Aleksandr Zakharov from Paragon Advice Group believes the Estonian tax board could have refused to share information had the inquiry directly concerned an Estonian tax resident. “However, the inquiry concerned a Cyprus offshore company and the Estonian administrator felt there were no limitations involved and released the information going back far enough,” Zakharov said. He added that tax administrators in Switzerland, Austria and Singapore would likely have applied greater scrutiny to the information period.

Astapenko does not deny using the scheme but regards it as legal and unavoidable. “It is entirely legal. Russia has no claims against the Cyprus company. Their claims are against a Russian company for failing to pay all of its taxes. Had they any claims against the firm in Cyprus, they would have turned to the tax authorities in Cyprus and not Estonia,” Astapenko told Postimees. “They were acting the fool and turned to the Tax and Customs Board for information.

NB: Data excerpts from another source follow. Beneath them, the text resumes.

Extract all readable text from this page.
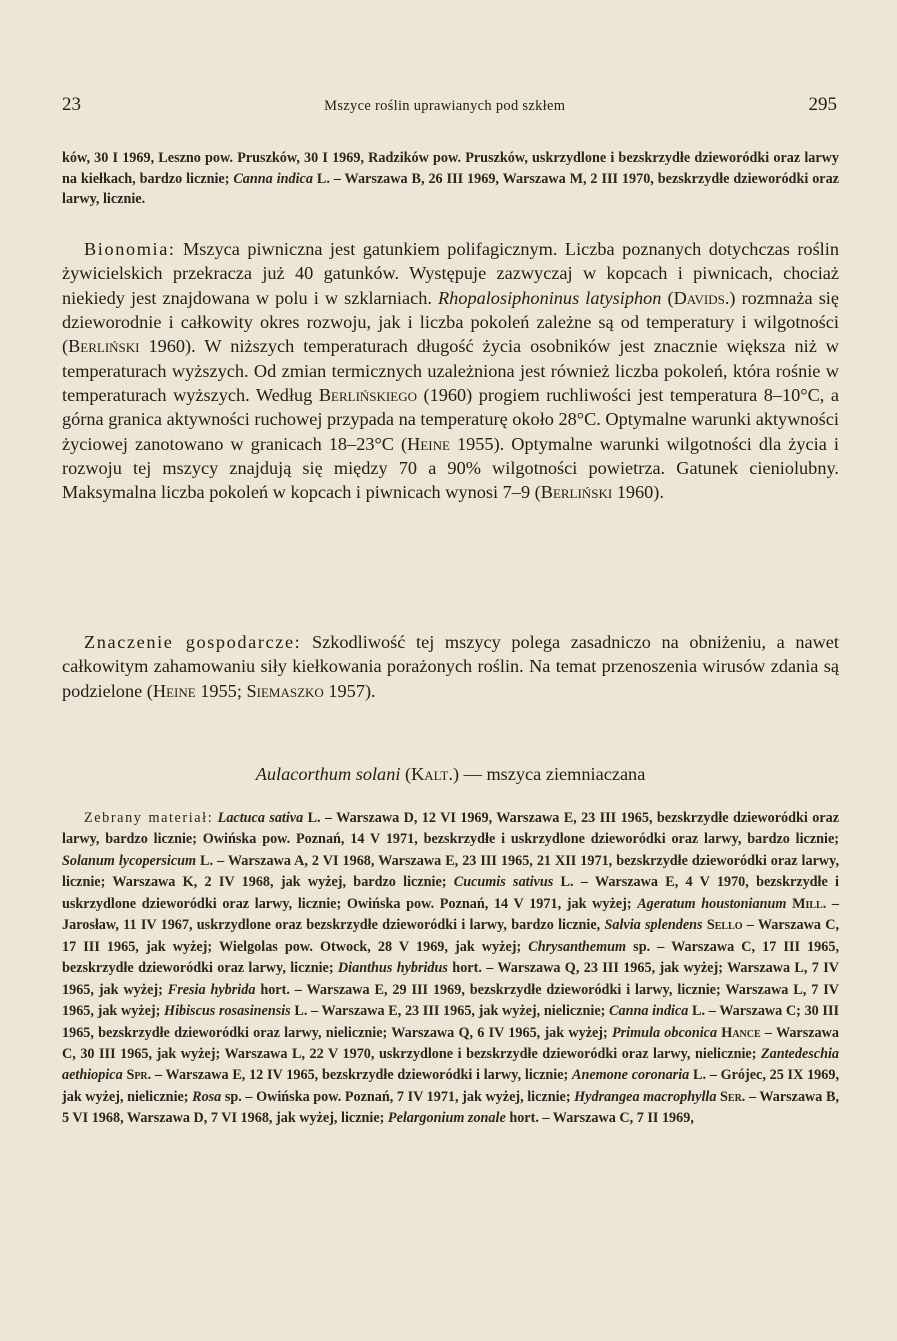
23	Mszyce roślin uprawianych pod szkłem	295

ków, 30 I 1969, Leszno pow. Pruszków, 30 I 1969, Radzików pow. Pruszków, uskrzydlone i bezskrzydłe dzieworódki oraz larwy na kiełkach, bardzo licznie; Canna indica L. – Warszawa B, 26 III 1969, Warszawa M, 2 III 1970, bezskrzydłe dzieworódki oraz larwy, licznie.

Bionomia: Mszyca piwniczna jest gatunkiem polifagicznym. Liczba poznanych dotychczas roślin żywicielskich przekracza już 40 gatunków. Występuje zazwyczaj w kopcach i piwnicach, chociaż niekiedy jest znajdowana w polu i w szklarniach. Rhopalosiphoninus latysiphon (Davids.) rozmnaża się dzieworodnie i całkowity okres rozwoju, jak i liczba pokoleń zależne są od temperatury i wilgotności (Berliński 1960). W niższych temperaturach długość życia osobników jest znacznie większa niż w temperaturach wyższych. Od zmian termicznych uzależniona jest również liczba pokoleń, która rośnie w temperaturach wyższych. Według Berlińskiego (1960) progiem ruchliwości jest temperatura 8–10°C, a górna granica aktywności ruchowej przypada na temperaturę około 28°C. Optymalne warunki aktywności życiowej zanotowano w granicach 18–23°C (Heine 1955). Optymalne warunki wilgotności dla życia i rozwoju tej mszycy znajdują się między 70 a 90% wilgotności powietrza. Gatunek cieniolubny. Maksymalna liczba pokoleń w kopcach i piwnicach wynosi 7–9 (Berliński 1960).

Znaczenie gospodarcze: Szkodliwość tej mszycy polega zasadniczo na obniżeniu, a nawet całkowitym zahamowaniu siły kiełkowania porażonych roślin. Na temat przenoszenia wirusów zdania są podzielone (Heine 1955; Siemaszko 1957).

Aulacorthum solani (Kalt.) — mszyca ziemniaczana

Zebrany materiał: Lactuca sativa L. – Warszawa D, 12 VI 1969, Warszawa E, 23 III 1965, bezskrzydłe dzieworódki oraz larwy, bardzo licznie; Owińska pow. Poznań, 14 V 1971, bezskrzydłe i uskrzydlone dzieworódki oraz larwy, bardzo licznie; Solanum lycopersicum L. – Warszawa A, 2 VI 1968, Warszawa E, 23 III 1965, 21 XII 1971, bezskrzydłe dzieworódki oraz larwy, licznie; Warszawa K, 2 IV 1968, jak wyżej, bardzo licznie; Cucumis sativus L. – Warszawa E, 4 V 1970, bezskrzydłe i uskrzydlone dzieworódki oraz larwy, licznie; Owińska pow. Poznań, 14 V 1971, jak wyżej; Ageratum houstonianum Mill. – Jarosław, 11 IV 1967, uskrzydlone oraz bezskrzydłe dzieworódki i larwy, bardzo licznie, Salvia splendens Sello – Warszawa C, 17 III 1965, jak wyżej; Wielgolas pow. Otwock, 28 V 1969, jak wyżej; Chrysanthemum sp. – Warszawa C, 17 III 1965, bezskrzydłe dzieworódki oraz larwy, licznie; Dianthus hybridus hort. – Warszawa Q, 23 III 1965, jak wyżej; Warszawa L, 7 IV 1965, jak wyżej; Fresia hybrida hort. – Warszawa E, 29 III 1969, bezskrzydłe dzieworódki i larwy, licznie; Warszawa L, 7 IV 1965, jak wyżej; Hibiscus rosasinensis L. – Warszawa E, 23 III 1965, jak wyżej, nielicznie; Canna indica L. – Warszawa C; 30 III 1965, bezskrzydłe dzieworódki oraz larwy, nielicznie; Warszawa Q, 6 IV 1965, jak wyżej; Primula obconica Hance – Warszawa C, 30 III 1965, jak wyżej; Warszawa L, 22 V 1970, uskrzydlone i bezskrzydłe dzieworódki oraz larwy, nielicznie; Zantedeschia aethiopica Spr. – Warszawa E, 12 IV 1965, bezskrzydłe dzieworódki i larwy, licznie; Anemone coronaria L. – Grójec, 25 IX 1969, jak wyżej, nielicznie; Rosa sp. – Owińska pow. Poznań, 7 IV 1971, jak wyżej, licznie; Hydrangea macrophylla Ser. – Warszawa B, 5 VI 1968, Warszawa D, 7 VI 1968, jak wyżej, licznie; Pelargonium zonale hort. – Warszawa C, 7 II 1969,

Estonia failed to concentrate and released the information,” the businessman said.

Astapenko explained that he set up his businesses through Cyprus in 2013 because Russia-Estonia relations were in a poor state at the time. “For example, in 2013, we had to pay double customs on everything that came to our store through Estonia. Even if the items were not made in Estonia,” Astapenko recalled, adding that what he did is entirely legal.

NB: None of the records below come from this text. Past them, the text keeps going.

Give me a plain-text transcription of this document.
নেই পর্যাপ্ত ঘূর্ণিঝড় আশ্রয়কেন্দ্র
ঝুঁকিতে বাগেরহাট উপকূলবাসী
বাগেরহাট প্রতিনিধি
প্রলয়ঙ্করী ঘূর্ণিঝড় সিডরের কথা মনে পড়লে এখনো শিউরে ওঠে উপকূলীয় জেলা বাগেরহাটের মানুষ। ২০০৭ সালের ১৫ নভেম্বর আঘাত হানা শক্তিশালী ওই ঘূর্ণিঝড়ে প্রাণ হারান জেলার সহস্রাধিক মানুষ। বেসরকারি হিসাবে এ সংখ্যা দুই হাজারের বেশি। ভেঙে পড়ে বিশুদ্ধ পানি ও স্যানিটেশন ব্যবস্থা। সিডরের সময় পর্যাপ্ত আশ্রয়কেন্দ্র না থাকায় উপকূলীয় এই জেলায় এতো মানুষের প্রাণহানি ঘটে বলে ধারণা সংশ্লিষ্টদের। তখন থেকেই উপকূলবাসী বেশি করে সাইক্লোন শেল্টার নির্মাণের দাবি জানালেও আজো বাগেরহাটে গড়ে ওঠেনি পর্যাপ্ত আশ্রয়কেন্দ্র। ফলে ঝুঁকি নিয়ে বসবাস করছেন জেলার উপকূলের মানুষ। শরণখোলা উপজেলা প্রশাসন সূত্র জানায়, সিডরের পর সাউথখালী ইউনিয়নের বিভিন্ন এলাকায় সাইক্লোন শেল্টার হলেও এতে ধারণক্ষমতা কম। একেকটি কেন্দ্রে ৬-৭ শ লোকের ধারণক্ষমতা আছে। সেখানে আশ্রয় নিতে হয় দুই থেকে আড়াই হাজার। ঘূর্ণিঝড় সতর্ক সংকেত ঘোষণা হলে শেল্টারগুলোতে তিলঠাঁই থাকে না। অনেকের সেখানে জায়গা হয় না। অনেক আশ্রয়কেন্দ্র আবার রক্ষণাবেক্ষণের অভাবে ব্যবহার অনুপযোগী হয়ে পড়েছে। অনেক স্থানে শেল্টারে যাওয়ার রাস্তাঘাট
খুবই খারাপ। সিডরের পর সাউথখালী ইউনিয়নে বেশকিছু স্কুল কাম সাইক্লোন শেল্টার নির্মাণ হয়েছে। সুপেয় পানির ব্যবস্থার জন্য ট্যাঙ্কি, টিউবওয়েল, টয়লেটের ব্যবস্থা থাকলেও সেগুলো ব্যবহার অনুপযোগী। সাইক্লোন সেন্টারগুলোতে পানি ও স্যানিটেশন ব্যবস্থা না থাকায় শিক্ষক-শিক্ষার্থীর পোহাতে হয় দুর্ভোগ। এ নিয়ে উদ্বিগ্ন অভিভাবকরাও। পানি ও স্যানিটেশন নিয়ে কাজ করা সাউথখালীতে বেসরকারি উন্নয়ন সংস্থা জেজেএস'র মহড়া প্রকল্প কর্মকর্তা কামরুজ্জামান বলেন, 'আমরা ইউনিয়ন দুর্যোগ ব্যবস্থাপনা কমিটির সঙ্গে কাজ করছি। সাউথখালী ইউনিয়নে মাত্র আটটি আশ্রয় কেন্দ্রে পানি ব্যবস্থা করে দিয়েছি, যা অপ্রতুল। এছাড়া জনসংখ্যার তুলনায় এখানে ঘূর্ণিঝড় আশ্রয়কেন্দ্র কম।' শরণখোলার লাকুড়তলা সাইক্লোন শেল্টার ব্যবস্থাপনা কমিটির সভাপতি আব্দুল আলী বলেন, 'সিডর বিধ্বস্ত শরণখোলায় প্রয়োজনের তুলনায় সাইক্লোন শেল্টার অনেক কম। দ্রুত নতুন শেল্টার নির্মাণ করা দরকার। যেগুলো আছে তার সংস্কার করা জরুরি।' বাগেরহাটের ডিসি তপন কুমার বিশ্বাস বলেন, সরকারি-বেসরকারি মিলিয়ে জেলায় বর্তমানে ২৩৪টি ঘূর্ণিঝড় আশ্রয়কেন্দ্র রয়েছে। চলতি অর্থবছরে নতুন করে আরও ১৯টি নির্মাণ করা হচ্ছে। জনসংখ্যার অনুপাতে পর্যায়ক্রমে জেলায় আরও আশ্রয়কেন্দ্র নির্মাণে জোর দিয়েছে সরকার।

He believes the Russian tax board’s claim that the company in Cyprus is fictitious doesn’t stand up to scrutiny. “The tax official fails to understand doing business. I can run five companies from Estonia. I have an office that’s just 15 meters across, a chair, a desk and sometimes an assistant. You can outsource everything these days,” Astapenko said, adding that the primary activity of ZAO Ekstra took place in Russia.

Astapenko is even more critical of what is happening in Russia. He believes the criminal matter was created just because his company has money that can be confiscated to pay for the regime. “It’s a policy. Companies are shut down, their assets seized and criminal proceedings launched. They never had anything against me personally,” he said.

Astapenko went on to say that the targets are usually law-abiding entrepreneurs. “Those who follow the law lose, while those who don’t win. That’s always how it is,” he said, adding that what he found surprising was Estonia’s decision to release the information. “It was unexpected on Estonia’s part, a country that positions itself as a democratic member of the European Union. We will verify just how democratic it is in court,” he promised.

Estonian side tight-lipped

The Estonian Tax and Customs Board remained laconic in its comment. “Because Estonia does not have a valid court decision concerning these persons, the obligation to keep tax secrets makes it impossible for the board to divulge any information,” the agency told Postimees.

Spokesperson for the board Rainer Laurits explained that administrative assistance in tax matters is shared based on taxation-related conventions. “While providing assistance is not an obligation, it allows us to pursue cooperation with countries outside of the EU and with whom we lack mutual tax agreements,” he said.

Laurits said that Estonia has received assistance from Russian tax administrators in 20 cases, while Estonia has helped administrators in Russia on four occasions. “Mutual administrative assistance concerning taxation with Russia is regulated by the mutual administrative assistance convention that entered into force in Estonia on April 19, 2014. Russia joined the convention on July 1, 2015. This means the countries can request and provide aid and information regarding proceedings launched after both joined the convention.”